結婚が決まってから2人で住む屋敷を整えるために奔走していたエルマー。

自然が好きなマヌエラのため、伯爵領を継ぎ、領地の屋敷を若夫婦仕様にした。田舎に引っ込むため騎士は辞職した。

マヌエラ好みの内装にした夫婦の寝室で、夜着を纏いベッドの端に座る彼女を見て呟いた。

エルマーはかなり我慢していた。

幼馴染の可愛い王女。久し振りに会ったらすっかり大人びていた。

彼女の護衛が仕事でその間はもちろん邪なことなど考えもしなかったが、寝る前、何度想像の中でマヌエラの服を剥ぎ取ったことか。

そして今、目の前には実物のマヌエラ。

少し震えている。

エルマーは丁寧に、だけど遠慮もせずマヌエラを堪能した。

マヌエラはエルマーは本当に自分のことを妹ではなく女性として求めていたのだと、同情や憐れみで結婚したわけではないとその行為の中でやっと理解し実感した。




領地の小高い丘に敷物を敷いて、野菜や肉がサンドされたパンを2人は頬張る。

「エルマーは討伐の褒賞にわたくしとの結婚を要求したけど、わたくしが嫌がるとは思わなかったの?」

マヌエラはずっと聞きそびれていたことをエルマーに尋ねた。

「なんか色々誤解するだろうなとは思ったけど、嫌がるとは思わなかった」

「なぜ?」

「マヌエラは俺のこと好きだから」

「え…!?」

「え?気付いてないと思ったのか?」

「なんで気付いていたの!?」

マヌエラの大きな声で驚いたのか、お腹の内側からぐわんと蹴られた。「ごめんなさいね」と呟きながら大きな腹を優しく撫でた。

「いや、普通に分かるだろ。子どもの時から明らかに俺に対してだけ笑顔や言葉数が多かったし。両想いなのに頑なだなぁってずっと思ってた」

今更明らかになる事実に顔から火が出そう。

気持ちがバレていたのに、自分はあんなこと言っていたのか。本当に鈍感姫だ。

「母様、僕もパン食べたい」

親2人を置いて走り回っていた4歳になる息子が駆け寄ってきた。

「母様の作ったトマト、大好き」

可愛いことを言ってくれる。

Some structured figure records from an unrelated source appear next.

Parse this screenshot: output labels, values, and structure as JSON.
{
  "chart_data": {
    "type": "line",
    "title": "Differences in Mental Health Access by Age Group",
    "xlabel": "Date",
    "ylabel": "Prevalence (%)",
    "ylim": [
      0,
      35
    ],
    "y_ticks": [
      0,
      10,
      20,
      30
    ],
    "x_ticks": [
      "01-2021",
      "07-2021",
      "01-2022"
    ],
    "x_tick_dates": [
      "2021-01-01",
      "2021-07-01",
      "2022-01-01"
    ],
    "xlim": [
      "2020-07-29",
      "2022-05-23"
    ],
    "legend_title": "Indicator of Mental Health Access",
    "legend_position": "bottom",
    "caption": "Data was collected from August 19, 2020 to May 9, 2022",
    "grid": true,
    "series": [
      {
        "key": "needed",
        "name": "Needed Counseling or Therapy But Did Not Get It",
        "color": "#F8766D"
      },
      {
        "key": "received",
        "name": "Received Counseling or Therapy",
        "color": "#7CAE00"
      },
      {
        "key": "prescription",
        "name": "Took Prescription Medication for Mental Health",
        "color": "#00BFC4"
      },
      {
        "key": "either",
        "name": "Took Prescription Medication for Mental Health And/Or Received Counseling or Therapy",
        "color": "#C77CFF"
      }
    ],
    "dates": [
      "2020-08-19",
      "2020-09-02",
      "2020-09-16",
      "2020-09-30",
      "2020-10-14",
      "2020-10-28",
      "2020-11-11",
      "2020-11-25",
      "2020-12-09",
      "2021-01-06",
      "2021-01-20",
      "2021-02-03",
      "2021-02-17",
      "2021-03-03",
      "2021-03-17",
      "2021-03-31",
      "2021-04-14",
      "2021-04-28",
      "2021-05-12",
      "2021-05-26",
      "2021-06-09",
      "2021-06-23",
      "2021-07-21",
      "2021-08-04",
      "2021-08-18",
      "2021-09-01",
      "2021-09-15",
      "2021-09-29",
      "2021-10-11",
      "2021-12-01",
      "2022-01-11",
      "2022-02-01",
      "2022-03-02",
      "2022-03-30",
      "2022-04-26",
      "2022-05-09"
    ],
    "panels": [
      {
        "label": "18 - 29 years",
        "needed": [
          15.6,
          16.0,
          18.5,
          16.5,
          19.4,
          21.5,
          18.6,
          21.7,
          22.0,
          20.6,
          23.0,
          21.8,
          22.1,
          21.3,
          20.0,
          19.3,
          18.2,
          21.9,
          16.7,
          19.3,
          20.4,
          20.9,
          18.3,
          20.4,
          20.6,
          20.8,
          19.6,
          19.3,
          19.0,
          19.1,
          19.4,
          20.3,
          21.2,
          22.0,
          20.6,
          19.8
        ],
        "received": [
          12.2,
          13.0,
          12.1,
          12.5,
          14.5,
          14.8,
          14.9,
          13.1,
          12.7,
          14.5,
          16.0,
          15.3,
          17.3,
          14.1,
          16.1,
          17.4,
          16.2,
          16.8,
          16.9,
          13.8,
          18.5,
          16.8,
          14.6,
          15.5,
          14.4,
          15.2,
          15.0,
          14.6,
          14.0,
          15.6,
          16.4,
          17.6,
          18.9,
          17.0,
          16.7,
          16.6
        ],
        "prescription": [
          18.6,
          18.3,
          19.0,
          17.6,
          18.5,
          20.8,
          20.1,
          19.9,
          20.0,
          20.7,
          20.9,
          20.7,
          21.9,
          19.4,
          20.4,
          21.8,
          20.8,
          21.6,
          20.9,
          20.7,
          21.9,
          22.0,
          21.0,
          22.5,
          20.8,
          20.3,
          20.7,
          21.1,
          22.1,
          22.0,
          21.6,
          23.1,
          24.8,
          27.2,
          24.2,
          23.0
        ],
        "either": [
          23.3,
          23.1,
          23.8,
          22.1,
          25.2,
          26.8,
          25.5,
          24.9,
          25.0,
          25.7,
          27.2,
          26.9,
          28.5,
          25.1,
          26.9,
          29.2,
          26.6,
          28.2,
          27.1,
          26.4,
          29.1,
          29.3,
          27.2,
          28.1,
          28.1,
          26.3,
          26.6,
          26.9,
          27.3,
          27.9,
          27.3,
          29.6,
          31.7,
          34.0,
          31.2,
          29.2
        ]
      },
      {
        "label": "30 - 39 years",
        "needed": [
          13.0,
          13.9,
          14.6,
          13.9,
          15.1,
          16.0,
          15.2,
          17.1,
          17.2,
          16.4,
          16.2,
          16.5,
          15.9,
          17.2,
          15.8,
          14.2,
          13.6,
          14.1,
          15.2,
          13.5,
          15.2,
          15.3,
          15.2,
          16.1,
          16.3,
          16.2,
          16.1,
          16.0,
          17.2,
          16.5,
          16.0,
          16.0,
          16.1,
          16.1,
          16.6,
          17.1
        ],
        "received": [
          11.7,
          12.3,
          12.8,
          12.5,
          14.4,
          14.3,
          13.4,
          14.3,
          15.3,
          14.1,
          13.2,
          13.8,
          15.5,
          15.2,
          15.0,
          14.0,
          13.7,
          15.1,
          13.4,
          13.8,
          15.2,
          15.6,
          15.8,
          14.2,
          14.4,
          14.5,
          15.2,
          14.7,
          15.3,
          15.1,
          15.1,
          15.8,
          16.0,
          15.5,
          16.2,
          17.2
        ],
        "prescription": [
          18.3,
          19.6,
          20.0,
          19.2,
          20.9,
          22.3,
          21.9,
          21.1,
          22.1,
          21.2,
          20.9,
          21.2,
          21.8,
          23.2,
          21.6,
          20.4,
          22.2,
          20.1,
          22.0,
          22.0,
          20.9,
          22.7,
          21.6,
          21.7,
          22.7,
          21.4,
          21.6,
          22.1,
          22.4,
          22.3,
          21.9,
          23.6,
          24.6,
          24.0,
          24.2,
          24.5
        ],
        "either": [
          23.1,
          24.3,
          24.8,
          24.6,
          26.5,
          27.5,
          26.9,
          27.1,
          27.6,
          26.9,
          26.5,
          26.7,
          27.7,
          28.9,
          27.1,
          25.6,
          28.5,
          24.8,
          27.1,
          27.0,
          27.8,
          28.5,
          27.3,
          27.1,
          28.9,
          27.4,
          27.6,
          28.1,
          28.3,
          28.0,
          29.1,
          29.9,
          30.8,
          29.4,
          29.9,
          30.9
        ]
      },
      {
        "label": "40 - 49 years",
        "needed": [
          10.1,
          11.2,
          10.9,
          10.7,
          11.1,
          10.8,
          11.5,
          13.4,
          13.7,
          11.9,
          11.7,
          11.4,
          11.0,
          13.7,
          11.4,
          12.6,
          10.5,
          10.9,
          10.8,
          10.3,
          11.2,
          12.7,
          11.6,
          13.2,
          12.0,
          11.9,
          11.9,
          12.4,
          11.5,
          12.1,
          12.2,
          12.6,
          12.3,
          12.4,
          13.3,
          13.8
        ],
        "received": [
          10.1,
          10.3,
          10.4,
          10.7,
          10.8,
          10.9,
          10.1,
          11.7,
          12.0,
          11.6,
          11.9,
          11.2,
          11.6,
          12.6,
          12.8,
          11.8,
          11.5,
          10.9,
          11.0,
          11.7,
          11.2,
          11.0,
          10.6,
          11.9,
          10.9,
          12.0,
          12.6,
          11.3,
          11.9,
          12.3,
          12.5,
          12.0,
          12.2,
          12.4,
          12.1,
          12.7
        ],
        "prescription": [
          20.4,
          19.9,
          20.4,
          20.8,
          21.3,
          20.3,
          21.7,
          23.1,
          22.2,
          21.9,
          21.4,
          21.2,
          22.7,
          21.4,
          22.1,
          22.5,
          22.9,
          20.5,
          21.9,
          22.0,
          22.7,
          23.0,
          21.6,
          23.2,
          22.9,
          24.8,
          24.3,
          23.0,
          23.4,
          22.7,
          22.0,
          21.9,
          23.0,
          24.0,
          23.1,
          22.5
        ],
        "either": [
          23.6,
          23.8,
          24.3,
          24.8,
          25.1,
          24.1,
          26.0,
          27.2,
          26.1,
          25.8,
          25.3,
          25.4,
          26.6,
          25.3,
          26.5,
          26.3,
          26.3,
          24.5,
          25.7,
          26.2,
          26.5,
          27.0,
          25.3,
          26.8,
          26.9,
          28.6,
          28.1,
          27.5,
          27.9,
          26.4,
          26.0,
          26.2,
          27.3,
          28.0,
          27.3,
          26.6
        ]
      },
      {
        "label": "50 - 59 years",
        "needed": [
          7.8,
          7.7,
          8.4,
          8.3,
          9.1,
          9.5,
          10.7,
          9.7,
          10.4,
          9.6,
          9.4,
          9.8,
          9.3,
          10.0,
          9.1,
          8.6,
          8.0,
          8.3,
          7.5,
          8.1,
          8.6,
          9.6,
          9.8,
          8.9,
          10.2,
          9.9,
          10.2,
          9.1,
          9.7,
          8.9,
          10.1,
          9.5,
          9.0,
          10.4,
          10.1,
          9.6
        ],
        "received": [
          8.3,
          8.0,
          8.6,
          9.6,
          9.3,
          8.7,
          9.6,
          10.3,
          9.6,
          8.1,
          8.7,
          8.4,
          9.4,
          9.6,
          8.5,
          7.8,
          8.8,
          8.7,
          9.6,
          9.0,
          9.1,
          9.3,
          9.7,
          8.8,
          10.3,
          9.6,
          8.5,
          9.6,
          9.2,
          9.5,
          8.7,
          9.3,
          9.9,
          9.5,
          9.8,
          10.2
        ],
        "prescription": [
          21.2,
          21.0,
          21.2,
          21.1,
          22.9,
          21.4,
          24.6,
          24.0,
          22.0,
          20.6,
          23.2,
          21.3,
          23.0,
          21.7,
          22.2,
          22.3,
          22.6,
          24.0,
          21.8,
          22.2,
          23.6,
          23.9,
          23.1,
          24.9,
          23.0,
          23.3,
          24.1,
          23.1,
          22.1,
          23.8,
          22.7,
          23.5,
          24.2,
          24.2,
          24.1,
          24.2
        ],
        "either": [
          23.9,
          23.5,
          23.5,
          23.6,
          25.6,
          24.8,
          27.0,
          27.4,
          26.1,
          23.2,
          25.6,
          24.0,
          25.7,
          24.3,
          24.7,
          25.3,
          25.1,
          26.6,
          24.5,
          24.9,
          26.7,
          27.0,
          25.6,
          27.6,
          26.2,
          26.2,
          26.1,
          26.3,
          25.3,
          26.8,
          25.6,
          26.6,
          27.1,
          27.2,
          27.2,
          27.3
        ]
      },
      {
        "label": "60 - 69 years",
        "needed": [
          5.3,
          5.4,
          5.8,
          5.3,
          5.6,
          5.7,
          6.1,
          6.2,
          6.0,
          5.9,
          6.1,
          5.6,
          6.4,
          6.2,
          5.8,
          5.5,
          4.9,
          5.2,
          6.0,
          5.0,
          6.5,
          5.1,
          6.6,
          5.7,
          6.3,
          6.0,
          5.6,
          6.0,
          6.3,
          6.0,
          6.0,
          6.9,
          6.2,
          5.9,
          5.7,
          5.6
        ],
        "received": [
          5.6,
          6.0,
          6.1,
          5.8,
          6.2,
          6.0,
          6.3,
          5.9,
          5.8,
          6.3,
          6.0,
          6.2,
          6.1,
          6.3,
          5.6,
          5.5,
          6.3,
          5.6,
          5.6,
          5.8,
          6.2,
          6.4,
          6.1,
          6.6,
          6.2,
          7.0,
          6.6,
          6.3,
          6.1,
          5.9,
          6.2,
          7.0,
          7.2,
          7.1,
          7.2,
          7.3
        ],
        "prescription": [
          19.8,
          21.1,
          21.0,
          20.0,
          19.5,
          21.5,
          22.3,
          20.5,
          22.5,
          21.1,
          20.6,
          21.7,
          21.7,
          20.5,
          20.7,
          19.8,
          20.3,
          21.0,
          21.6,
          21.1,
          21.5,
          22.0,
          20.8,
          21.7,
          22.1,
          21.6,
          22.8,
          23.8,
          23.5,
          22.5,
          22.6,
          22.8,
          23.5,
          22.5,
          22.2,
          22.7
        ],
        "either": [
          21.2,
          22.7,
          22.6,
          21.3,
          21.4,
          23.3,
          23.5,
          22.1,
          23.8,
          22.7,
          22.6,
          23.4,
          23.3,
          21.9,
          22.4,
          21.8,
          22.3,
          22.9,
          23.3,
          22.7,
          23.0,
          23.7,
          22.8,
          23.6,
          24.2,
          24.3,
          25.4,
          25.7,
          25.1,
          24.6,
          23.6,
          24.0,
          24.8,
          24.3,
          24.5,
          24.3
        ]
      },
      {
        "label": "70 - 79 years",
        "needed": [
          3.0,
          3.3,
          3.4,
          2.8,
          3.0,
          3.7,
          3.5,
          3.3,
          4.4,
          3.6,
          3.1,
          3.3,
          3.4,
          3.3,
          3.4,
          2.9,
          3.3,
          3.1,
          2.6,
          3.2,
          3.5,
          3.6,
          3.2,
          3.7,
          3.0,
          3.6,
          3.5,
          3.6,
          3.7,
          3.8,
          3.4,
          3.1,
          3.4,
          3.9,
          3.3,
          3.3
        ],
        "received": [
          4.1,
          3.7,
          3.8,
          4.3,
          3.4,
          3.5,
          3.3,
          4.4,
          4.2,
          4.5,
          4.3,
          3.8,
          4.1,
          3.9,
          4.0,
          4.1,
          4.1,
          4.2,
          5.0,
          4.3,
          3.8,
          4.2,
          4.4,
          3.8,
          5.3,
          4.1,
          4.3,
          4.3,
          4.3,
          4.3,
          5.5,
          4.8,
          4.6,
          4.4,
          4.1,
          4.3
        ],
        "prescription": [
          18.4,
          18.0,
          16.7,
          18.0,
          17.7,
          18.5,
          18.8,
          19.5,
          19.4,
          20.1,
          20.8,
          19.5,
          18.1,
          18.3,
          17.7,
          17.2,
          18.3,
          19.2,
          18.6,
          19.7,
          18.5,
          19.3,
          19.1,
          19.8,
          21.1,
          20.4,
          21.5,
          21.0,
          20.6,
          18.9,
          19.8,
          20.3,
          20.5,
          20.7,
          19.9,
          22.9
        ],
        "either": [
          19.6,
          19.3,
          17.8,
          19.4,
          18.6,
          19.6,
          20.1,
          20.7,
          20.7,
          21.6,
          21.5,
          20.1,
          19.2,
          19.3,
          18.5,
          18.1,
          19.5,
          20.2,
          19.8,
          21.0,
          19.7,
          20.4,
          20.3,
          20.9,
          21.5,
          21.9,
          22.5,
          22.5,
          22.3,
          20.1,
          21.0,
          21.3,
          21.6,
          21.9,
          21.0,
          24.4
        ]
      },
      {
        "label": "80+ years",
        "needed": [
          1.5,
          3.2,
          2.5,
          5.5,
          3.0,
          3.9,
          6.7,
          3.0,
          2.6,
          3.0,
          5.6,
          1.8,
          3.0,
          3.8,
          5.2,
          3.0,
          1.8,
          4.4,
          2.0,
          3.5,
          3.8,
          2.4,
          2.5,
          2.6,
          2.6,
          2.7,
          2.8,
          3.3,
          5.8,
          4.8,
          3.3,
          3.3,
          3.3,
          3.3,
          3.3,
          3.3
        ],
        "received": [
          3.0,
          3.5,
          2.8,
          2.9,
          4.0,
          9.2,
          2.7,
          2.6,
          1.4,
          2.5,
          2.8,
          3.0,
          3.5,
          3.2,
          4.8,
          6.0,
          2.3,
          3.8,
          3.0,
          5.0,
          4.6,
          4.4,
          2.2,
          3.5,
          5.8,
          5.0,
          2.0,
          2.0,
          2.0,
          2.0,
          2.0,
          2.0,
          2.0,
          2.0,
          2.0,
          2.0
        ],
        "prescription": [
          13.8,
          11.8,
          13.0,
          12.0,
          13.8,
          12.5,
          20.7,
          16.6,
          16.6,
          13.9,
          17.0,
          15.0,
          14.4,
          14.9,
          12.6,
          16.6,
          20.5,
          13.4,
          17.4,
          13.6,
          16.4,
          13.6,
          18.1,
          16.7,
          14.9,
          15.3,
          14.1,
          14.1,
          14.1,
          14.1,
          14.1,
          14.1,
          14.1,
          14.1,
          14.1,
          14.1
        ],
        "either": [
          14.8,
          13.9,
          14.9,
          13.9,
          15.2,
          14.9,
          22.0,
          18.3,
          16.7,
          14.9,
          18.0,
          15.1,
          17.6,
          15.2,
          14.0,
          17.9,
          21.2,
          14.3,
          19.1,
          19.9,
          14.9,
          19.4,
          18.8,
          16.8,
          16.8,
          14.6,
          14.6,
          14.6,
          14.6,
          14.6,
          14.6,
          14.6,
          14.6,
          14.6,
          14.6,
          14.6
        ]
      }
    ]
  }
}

もうすぐ兄になる小さな息子の頭をマヌエラは優しく撫でた。

マヌエラは嫁いで来てからも土いじりをし、伯爵家の庭師とともに花や野菜を育てている。

第二子を妊娠後は少し控えているが、自然と触れ合う時間は落ち着く。


地味で影の薄い元王女は、今は嘗てシュガー伯爵と呼ばれた夫と息子と、もうすぐ生まれてくる子供とで、社交はほどほどに領地でひっそりと仲良く暮らしいてる。

子育てが落ち着いたら、領地の学校で少し勉強を教えてみようか。18年王女として受けた教育を無駄にせず、次世代に繋げていこう。

人前は得意ではないけど、頑張ってみたい。母になり少し強くなった気がする。

エルマーはそんなマヌエラを一生涯護った。


マヌエラとエルマーは好きな人と結婚して、幸せに暮らしましたとさ。